Sanık avukatları, Şirin’in bıçak çektiğini iddia etti. Dayanak olarak üç zabıtanın olay günü hazırladığı tutanağı gösterdi. Tutanağa göre “Şirin bıçak çekip bir zabıtanın üzerine atlamış, ikisi beraber yere düşmüştü.

Bıçağı alınan Şirin, kendini yerden yere atarak kendine zarar vermeye çalışmış, ardından, böbreklerinden rahatsız olduğunu söylemiş, zabıtaların “Hastaneye götürebiliriz” önerisini geri çevirip eve gitmişti. Zabıtalar 26 balon ve bir bıçağa el koymuştu.” Fakat bu bıçak dava boyunca mahkemeye sunulmadı.

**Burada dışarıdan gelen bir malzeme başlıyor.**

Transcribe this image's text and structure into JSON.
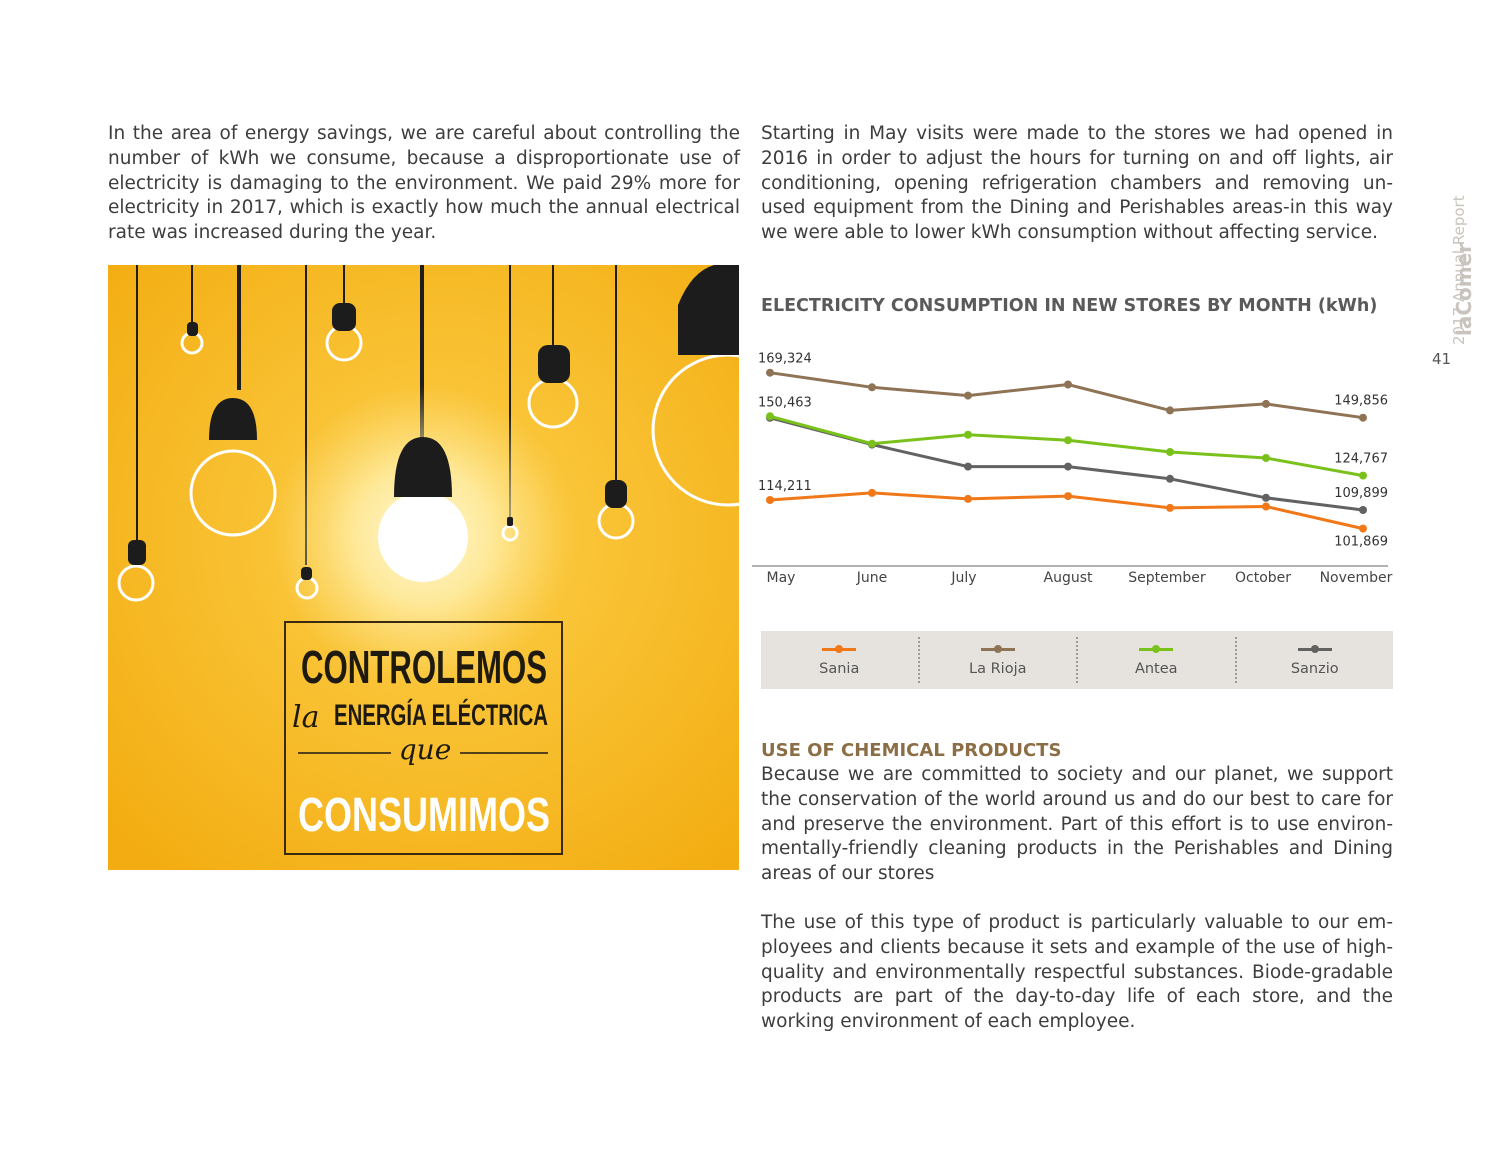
{
  "paragraphs": {
    "left": "In the area of energy savings, we are careful about controlling the number of kWh we consume, because a disproportionate use of electricity is damaging to the environment. We paid 29% more for electricity in 2017, which is exactly how much the annual electrical rate was increased during the year.",
    "right": "Starting in May visits were made to the stores we had opened in 2016 in order to adjust the hours for turning on and off lights, air conditioning, opening refrigeration chambers and removing un-used equipment from the Dining and Perishables areas-in this way we were able to lower kWh consumption without affecting service."
  },
  "poster": {
    "line1": "CONTROLEMOS",
    "line2_script": "la",
    "line2": "ENERGÍA ELÉCTRICA",
    "line3_script": "que",
    "line4": "CONSUMIMOS"
  },
  "chart_data": {
    "type": "line",
    "title": "ELECTRICITY CONSUMPTION IN NEW STORES BY MONTH (kWh)",
    "categories": [
      "May",
      "June",
      "July",
      "August",
      "September",
      "October",
      "November"
    ],
    "series": [
      {
        "name": "Sania",
        "color": "#f07818",
        "values": [
          114211,
          117300,
          114700,
          115900,
          110800,
          111400,
          101869
        ],
        "labels": {
          "first": "114,211",
          "last": "101,869"
        }
      },
      {
        "name": "La Rioja",
        "color": "#8e7355",
        "values": [
          169324,
          163000,
          159400,
          164200,
          153000,
          155800,
          149856
        ],
        "labels": {
          "first": "169,324",
          "last": "149,856"
        }
      },
      {
        "name": "Antea",
        "color": "#7ac21b",
        "values": [
          150463,
          138600,
          142500,
          140100,
          135000,
          132400,
          124767
        ],
        "labels": {
          "first": "150,463",
          "last": "124,767"
        }
      },
      {
        "name": "Sanzio",
        "color": "#626262",
        "values": [
          149800,
          138200,
          128700,
          128700,
          123400,
          115200,
          109899
        ],
        "labels": {
          "first": "",
          "last": "109,899"
        }
      }
    ],
    "ylim": [
      90000,
      180000
    ],
    "grid": false,
    "legend": "bottom"
  },
  "section": {
    "heading": "USE OF CHEMICAL PRODUCTS",
    "para1": "Because we are committed to society and our planet, we support the conservation of the world around us and do our best to care for and preserve the environment. Part of this effort is to use environ-mentally-friendly cleaning products in the Perishables and Dining areas of our stores",
    "para2": "The use of this type of product is particularly valuable to our em-ployees and clients because it sets and example of the use of high-quality and environmentally respectful substances. Biode-gradable products are part of the day-to-day life of each store, and the working environment of each employee."
  },
  "sidebar": {
    "report": "2017 Annual Report",
    "brand": "laComer",
    "page_number": "41"
  }
}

Avukatlar ayrıca Şirin’in böbreklerinde 1976’ten beri taş bulunduğunu belirtip “Böbrek hasarlı ve en ufak darbede yaralanacak durumdadır. Zabıta bıçaklı saldırıyı def etmek için müdahili yere düşürmüş ve böbrek bu esnada yaralanmıştır” dedi. Avukatlara göre dalak da ameliyatta zarar görmüştü. Yani suçlu, doktorlardı. Ancak depo bekçisi Atilla Yazoğlu, olay günü zabıtaların sivil bir şahsı getirip darp ettiklerini gördüğünü söyledi. Üç zabıta içinişkence suçundan hapis cezasına hükmeden mahkeme ayrıca zabıta tutanağıyla ilgili ‘evrakta sahtecilik’ten suç duyusunda bulundu.

İstanbul Anadolu 1. Ağır Ceza Mahkemesi, 26 Şubat 2013’teki son duruşmada oyçokluğuyla aldığı kararda, TCK’nın işkence suçunu düzenleyen 94. maddesine göre 12’şer yıl hapis cezasına hükmetti. Zabıtaların duruşmalardaki iyi halleri nedeniyle ceza 10’ar yıla düşürüldü. Beş yıl süreyle memuriyetten men cezası verildi. Dayaktan sonra düzenlenen “Bize bıçak çekti” denilen tutanakla ilgili olarak, ‘resmi belgede sahtecilik’ten de suç duyurusunda bulunuldu.

Dosya daha sonra Yargıtay’a gönderildi. Yargıtay Cumhuriyet Başsavcısı kararın onanmasını istedi. Ancak Yargıtay 8. Dairesi, 11 Mart 2014’te, olayın tartışma ile başlayan kavga olduğunu belirterek sanıkların “yaralama” suçunu işlediği ve verilen cezaların üç yıldan altı yıla kadar hapis cezası olarak düşürülmesini talep ederek, kararı bozdu. Dava devam ediyor.